Photo credit: Getty/Andrea Izzotti
Officials with the Department of Health and Human Services used a congressional hearing to highlight the use of new tools aimed at reducing Medicare improper payments, even as lawmakers criticized the agency’s efforts within other federally run healthcare programs.
During a hearing last week before the House Subcommittee on Government Operations, HHS Deputy Chief Financial Officer Sheila Conley testified that the agency was able to reduce improper payments within the Medicare fee-for-service program by $2 billion between the fiscal years 2014 and 2015 through new data analytics initiatives and prior authorization for certain services.
“We’ve learned that our efforts to reduce improper payments must be strategic, multifaceted and continuous,” she said. “To that end, we’re pursuing three approaches that deliver results: Leveraging technology, strengthening key partnerships and exploring innovative solutions.”
Specifically, Conley highlighted the impact of the Centers for Medicare & Medicaid Services’ Fraud Prevention System, which has saved $1.5 billion since 2011, a $11.60 return for every dollar spent, according to previous reports.
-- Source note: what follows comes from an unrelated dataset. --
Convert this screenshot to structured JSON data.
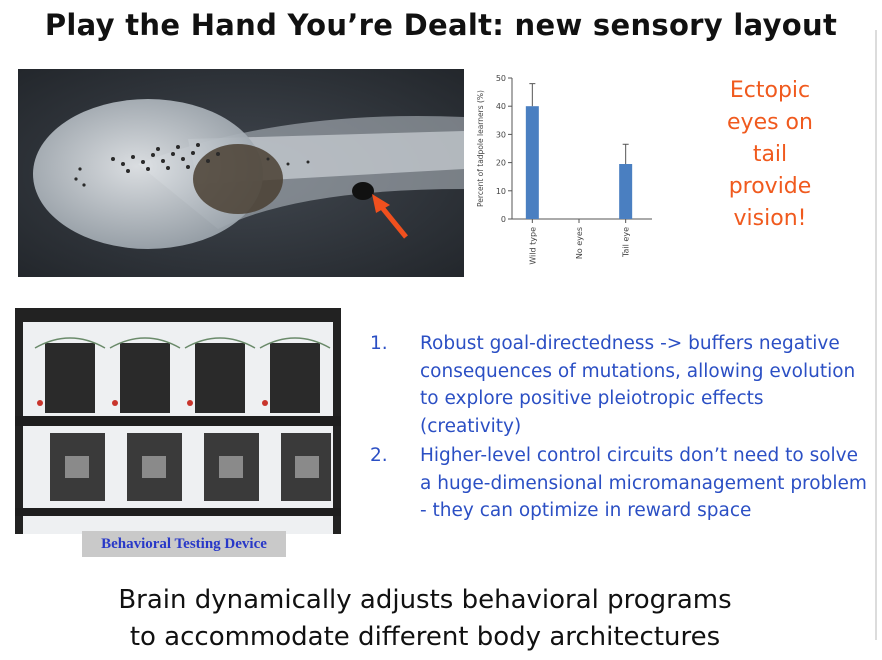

Conley also pointed to stronger partnerships between federal and state agencies and the use of prior authorization--a tactic favored in the private sector--for power wheelchairs, durable medical equipment and ambulance services. Recently, CMS walked back attempts to initiate prior authorization for home health claims, opting instead for a pre-claims review.
Lawmakers were less impressed with Medicare’s improper payment decline, noting that the bad news is several other government-run programs--including Medicare Advantage, Medicaid and Medicare Part D--reported higher improper payment rates in 2015. Rep. Mark Meadows (R-N.C.) called on Conley to submit specific ways in which HHS plans to reduce improper payment rates in the coming year.